While most of the deep learning engineers/enthusiasts tend to focus on algorithms, they often forget about the hardware they use for training/inference. If you were to ask them about why a GPU/TPU is faster than a cpu, you’ll often hear responses like “GPUs are optimized for convolutions or GPUs can run more threads”. While these statements are true, they merely scratch the surface of what goes on underneath. In this post, I tried to dig in a little deeper into the hardware to explain what’s exactly going on. I’m not a hardware pro by any means, but I feel this information is critical for all AI enthusiasts.
- CPUs are meant to be the most flexible piece of hardware, capable of running every software, instruction by instruction
- CPUs are not designed to only render graphics or multiply tensors, they need to load databases, a variety of applications and run multiple threads where each thread is running a different instruction set.

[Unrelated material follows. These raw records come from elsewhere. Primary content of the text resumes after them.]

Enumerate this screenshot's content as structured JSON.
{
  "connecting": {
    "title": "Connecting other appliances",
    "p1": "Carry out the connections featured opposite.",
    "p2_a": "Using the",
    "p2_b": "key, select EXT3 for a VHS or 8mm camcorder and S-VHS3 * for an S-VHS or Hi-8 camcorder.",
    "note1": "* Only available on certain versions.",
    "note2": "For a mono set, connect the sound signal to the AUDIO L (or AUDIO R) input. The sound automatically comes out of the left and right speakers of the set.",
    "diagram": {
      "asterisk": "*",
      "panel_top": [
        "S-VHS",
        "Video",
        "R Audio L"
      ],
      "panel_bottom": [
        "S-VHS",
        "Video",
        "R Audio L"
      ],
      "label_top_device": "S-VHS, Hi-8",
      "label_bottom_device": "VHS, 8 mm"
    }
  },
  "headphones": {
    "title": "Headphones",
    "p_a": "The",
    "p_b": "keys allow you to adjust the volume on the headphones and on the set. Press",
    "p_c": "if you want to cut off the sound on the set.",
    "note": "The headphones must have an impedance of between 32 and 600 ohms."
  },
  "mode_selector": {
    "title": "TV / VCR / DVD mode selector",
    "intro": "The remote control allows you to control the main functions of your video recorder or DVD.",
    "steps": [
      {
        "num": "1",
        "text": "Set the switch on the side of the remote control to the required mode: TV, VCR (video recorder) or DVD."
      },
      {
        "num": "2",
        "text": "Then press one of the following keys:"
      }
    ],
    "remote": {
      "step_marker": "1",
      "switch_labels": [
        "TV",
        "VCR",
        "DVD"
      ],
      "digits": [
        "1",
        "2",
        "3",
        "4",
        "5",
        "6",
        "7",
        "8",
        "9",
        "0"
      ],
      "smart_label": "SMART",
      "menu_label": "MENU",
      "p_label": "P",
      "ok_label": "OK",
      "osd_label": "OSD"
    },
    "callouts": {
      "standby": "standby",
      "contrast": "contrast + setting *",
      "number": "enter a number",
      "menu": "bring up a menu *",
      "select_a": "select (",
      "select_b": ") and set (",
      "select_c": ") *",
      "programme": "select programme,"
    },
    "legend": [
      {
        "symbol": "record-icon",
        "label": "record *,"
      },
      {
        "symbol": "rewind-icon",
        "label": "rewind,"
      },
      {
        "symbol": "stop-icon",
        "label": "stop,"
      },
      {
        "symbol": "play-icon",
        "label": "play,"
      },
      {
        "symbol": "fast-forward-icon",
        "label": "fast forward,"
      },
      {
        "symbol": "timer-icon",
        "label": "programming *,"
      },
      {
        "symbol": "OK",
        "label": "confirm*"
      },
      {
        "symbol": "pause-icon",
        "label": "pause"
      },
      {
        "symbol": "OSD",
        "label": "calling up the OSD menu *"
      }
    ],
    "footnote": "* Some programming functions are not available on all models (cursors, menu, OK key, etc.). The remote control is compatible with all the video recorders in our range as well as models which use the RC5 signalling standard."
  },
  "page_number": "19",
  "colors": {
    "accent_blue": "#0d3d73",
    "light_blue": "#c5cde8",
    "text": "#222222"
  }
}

- To accomplish this, CPUs read instruction one by one from the memory, perform any computation if needed, and write the result back into memory.
- GPUs are designed to process a single instruction simultaneously over a large number of cuda cores.
- Though the cores have lower clock speed , the sheer number of cuda cores is enough to crush CPU when it comes to tasks like training deep learning models
- TPUs pushes the envelope as far as throughput goes, by adding matrix multiply units (MMU), which are physically connected to each other.
- These MMUs are meant to avoid to memory access during a chain of tensor product operations. This is accomplished by a systolic array architecture.